Par ailleurs, la mobilisation d’hier s’est , d’évidence, nourrie de colères qui n’ont rien à voir avec la future réforme. Car à la moitié du quinquennat, les opposants d’Emmanuel Macron – politiques, syndicaux, associatifs ou Gilets jaunes – ont saisi l’occasion de ce «jeudi noir» pour dire leur rejet de réformes libérales menées jusqu’ici tambour battant par un Emmanuel Macron qui a souvent cru pouvoir se passer des corps intermédiaires. La retraite constitue ainsi le catalyseur de colères qui grondent dans plusieurs secteurs : urgences puis hôpitaux, étudiants, policiers, sapeurs-pompiers, enseignants, agriculteurs, avocats, etc. Ce climat social éruptif, cette perte de confiance entre les citoyens et le gouvernement est évidemment le plus mauvais des contextes pour mettre en œuvre une réforme des retraites d’une aussi grande ampleur.
Il devient dès lors urgent de retrouver le sens du compromis, du consensus, de l’écoute, de la co-construction.

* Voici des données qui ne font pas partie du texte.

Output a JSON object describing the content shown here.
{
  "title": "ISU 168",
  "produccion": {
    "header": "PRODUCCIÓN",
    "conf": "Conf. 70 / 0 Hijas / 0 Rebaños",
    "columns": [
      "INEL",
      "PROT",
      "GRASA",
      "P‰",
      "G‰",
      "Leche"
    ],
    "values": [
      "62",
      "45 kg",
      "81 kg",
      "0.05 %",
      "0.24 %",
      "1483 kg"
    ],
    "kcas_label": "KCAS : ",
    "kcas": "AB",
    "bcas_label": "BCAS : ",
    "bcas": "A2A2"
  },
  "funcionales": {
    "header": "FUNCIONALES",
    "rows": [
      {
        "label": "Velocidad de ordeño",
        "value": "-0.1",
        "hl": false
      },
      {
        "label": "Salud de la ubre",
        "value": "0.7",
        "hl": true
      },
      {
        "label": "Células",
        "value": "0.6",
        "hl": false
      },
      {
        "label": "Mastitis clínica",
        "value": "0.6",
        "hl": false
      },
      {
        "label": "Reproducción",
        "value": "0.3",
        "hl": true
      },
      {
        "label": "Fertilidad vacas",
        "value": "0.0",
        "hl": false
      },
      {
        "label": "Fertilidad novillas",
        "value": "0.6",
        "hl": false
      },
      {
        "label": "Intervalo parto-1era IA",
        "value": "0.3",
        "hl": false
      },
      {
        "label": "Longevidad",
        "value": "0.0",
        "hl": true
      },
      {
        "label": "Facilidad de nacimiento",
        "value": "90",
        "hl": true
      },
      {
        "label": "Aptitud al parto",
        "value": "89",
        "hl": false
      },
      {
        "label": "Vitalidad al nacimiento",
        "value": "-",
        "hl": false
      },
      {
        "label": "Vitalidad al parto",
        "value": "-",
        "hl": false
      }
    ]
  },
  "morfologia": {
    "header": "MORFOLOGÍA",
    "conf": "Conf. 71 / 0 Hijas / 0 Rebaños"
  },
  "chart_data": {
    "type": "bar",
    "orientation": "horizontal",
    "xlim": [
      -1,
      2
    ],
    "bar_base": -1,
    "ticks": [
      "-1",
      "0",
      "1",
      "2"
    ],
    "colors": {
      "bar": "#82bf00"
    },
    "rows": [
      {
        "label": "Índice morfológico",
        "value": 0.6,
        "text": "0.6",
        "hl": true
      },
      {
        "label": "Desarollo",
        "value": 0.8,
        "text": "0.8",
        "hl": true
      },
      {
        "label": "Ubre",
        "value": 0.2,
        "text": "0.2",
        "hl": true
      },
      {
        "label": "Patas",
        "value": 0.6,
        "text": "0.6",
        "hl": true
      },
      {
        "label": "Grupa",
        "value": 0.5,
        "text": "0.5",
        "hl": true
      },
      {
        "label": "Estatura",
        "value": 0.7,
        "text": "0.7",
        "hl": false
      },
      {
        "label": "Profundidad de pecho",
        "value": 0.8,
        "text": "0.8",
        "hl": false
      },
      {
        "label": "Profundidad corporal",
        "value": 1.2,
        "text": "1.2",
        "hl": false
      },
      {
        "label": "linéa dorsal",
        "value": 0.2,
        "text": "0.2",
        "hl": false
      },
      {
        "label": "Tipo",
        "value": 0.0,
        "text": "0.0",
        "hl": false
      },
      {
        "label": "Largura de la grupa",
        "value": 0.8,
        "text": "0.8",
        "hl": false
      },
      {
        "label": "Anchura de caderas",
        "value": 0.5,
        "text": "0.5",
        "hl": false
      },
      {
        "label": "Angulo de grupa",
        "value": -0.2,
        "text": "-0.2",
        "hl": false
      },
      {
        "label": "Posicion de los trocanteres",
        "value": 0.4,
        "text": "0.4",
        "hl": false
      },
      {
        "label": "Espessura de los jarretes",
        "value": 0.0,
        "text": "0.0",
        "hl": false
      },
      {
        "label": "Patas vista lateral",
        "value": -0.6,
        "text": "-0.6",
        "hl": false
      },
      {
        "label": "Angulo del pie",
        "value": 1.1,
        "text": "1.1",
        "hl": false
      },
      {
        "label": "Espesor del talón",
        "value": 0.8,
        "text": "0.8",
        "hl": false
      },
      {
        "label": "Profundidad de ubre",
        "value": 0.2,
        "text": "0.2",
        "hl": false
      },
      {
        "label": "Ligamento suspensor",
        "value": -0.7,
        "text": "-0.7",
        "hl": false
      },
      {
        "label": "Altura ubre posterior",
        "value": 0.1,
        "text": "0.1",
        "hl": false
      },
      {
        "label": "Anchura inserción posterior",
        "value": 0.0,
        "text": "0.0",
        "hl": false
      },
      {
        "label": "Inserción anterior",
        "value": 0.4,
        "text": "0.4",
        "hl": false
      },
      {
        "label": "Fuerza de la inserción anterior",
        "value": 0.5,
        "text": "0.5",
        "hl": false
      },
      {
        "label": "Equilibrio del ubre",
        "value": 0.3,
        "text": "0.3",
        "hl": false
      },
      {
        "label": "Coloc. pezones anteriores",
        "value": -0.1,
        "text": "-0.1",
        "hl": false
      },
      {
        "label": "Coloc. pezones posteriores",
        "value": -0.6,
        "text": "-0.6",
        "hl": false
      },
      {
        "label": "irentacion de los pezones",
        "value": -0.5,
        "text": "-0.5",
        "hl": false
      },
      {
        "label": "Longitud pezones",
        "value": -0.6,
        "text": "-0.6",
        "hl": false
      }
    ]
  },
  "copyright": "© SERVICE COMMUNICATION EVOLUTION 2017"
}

Pour les syndicats revigorés, il s’agit d’admettre que le statu quo est tôt ou tard contreproductif, que notre système de retraite, à force de rafistolages à chaque réforme, pourrait être plus efficace, plus juste et même plus généreux si on s’inspirait de ce qui existe dans certains autres pays européens...
Pour le gouvernement et Emmanuel Macron au premierchef, qui ont reçu hier un coup de semonce, cela suppose un exercice d’humilité auquel ils sont peu coutumiers. Regarder la réalité en face, en finir avec les éléments de langage qui sonnent creux et les couacs de communication, sortir enfin de l’ambiguïté pour afficher clairement les lignes d’une réforme qui suscite de l’anxiété, apporter des garanties suffisantes aux fonctionnaires ou sur la fixation de la valeur du point. Bref, ouvrir de vraies négociations plutôt que des consultations sans fin.
Edouard Philippe dévoilera l’architecture de la réforme... la semaine prochaine. Les syndicats ont annoncé que grèves et manifestations allaient se poursuivre. Comme si chaque partie espérait emporter le bras de fer sur le mode «tout ou rien.» L’Histoire montre pourtant qu’on a rarement raison tout seul et que la seule issue reste bien celle du compromis.
(Editorial publié dans La Dépêche du Midi du vendredi 6 décembre 2019)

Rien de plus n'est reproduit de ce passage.